Nature Materials In an article recently published in the magazine, the robot design, which is thinner than a hair strand, was mentioned. Ohio State University engineering doctoral student Chao-Min Huang led researchers, MagicDNA presented the new software they named.
DNA robots are now ready in a few minutes!
Co-author of the article, Associate Professor of Mechanical and Aerospace Engineering at Ohio State University Dr. Carlos CastroResearchers have been doing the software manually for several years, he said. Castro stated that nano devices, which previously took a few days to design with this software, now only take a few minutes. Thus, researchers can make much more complex and useful nano devices and DNA robots.
From Ohio State University professors Dr. Hai-Jun Su“Previously, we could create devices with about six separate components and connect them with joints and hinges to make them perform complex movements. With this software, it’s not difficult to build robots or other devices with over 20 components that are much easier to control. ” said.
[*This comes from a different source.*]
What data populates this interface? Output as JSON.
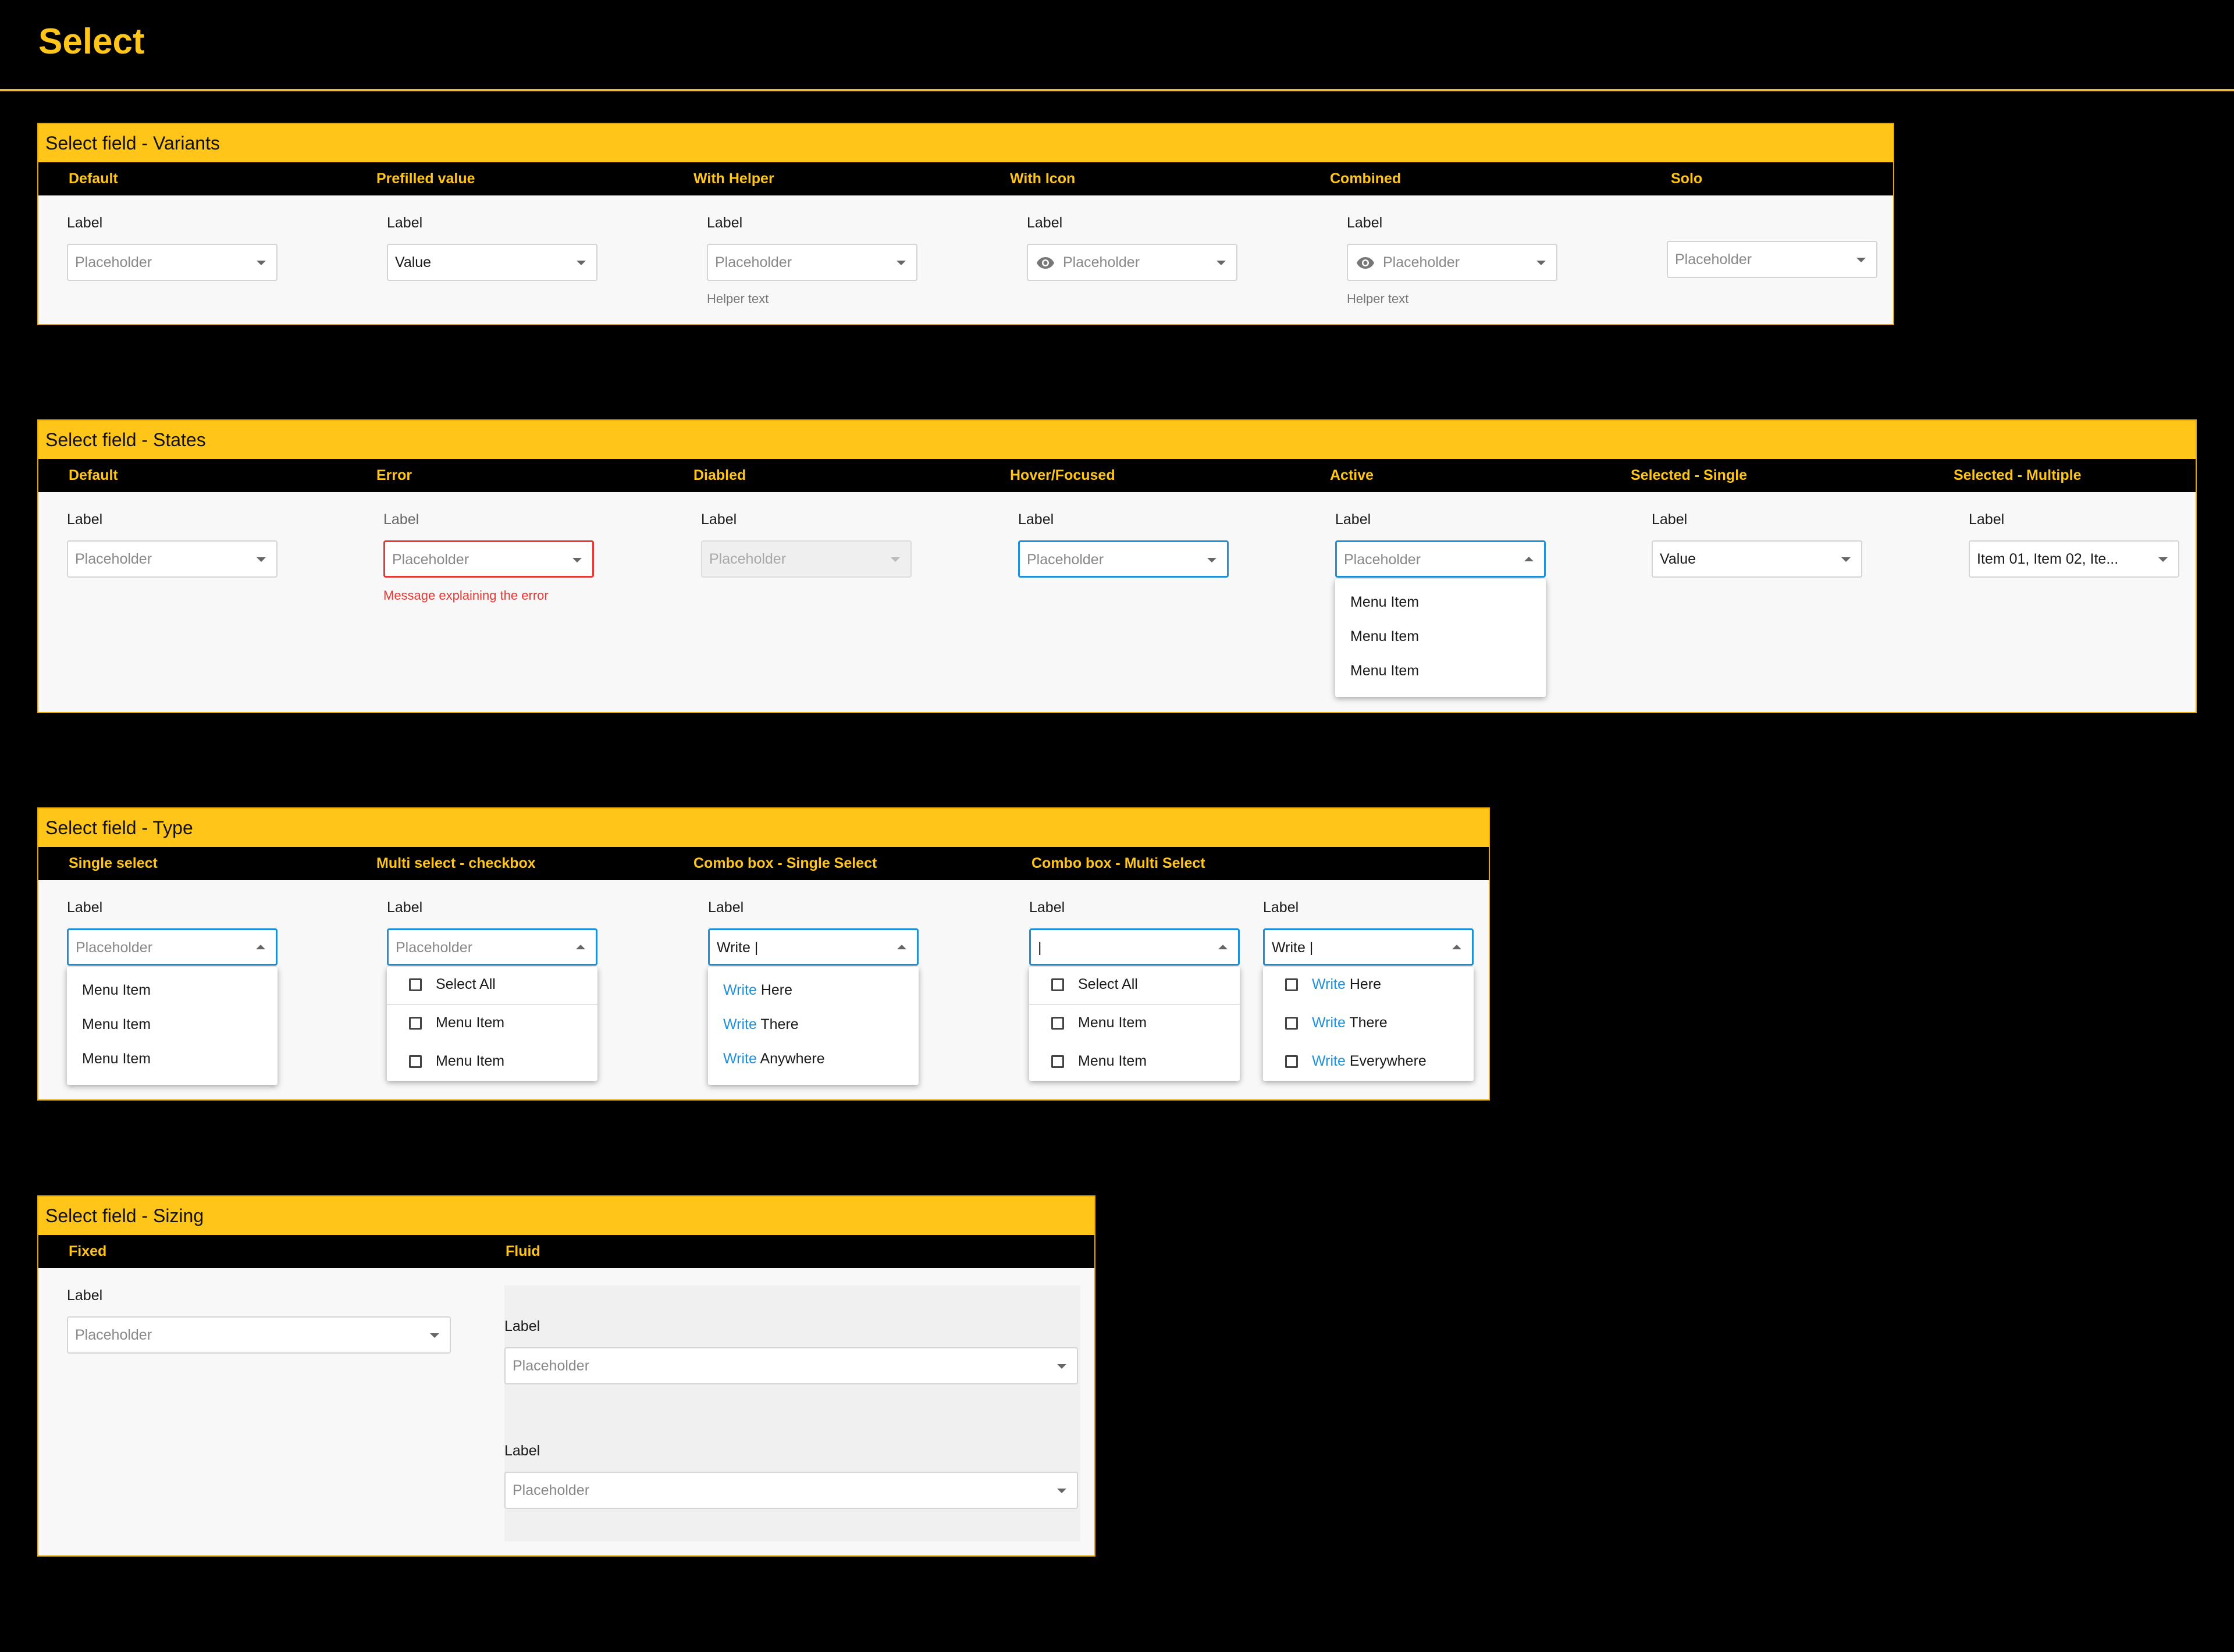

One advantage of the software is that researchers can make the entire design in 3D. Earlier design tools only allowed 2D design, forcing researchers to map their designs in 3D. So designers couldn’t make their devices and DNA robots too complicated.
A thousand times smaller than a human hair
The software also allows designers to create “bottom-up” or “top-down” DNA structures. In “bottom-up” design, researchers take individual DNA strands and decide how to organize them into the structure they want. This provides precise control over device structure and features. They may also adopt a “top down” approach that automates how DNA strands are put together.
Another important element of the software is that it allows simulations of how the designed DNA robots will move and work in the real world. Dr. “Being able to simulate how our devices will actually work is critical,” said Castro. Otherwise, we spend too much time. ” explained in the form.
Co-author Anjelica Kucinic, a doctoral student in chemistry and biomolecular engineering, led researchers in creating and characterizing many nanostructures designed by software. Some of the devices they created were a hundred-nanometer-sized structure that resembled an airplane with clawed robot arms that could accommodate smaller objects. These devices are 1000 times smaller than the width of a human hair.
Medicine can be injected with these nano devices
Dr. Castro said being able to make more complex nano devices means they can perform multiple tasks with a single device. For example, DNA robots can be developed that can detect a particular pathogen after it has been injected into the bloodstream. Not only that, the device can capture pathogens or inject drugs.
Dr. Castro said he expects the MagicDNA software to be used in universities and other research labs over the next few years. The use of the software may expand in the future.
Finally, Dr. Stating that commercial interest in DNA nanotechnology is increasing, Castro said: “I think we will begin to see commercial applications of DNA nano devices in the next 5 to 10 years.”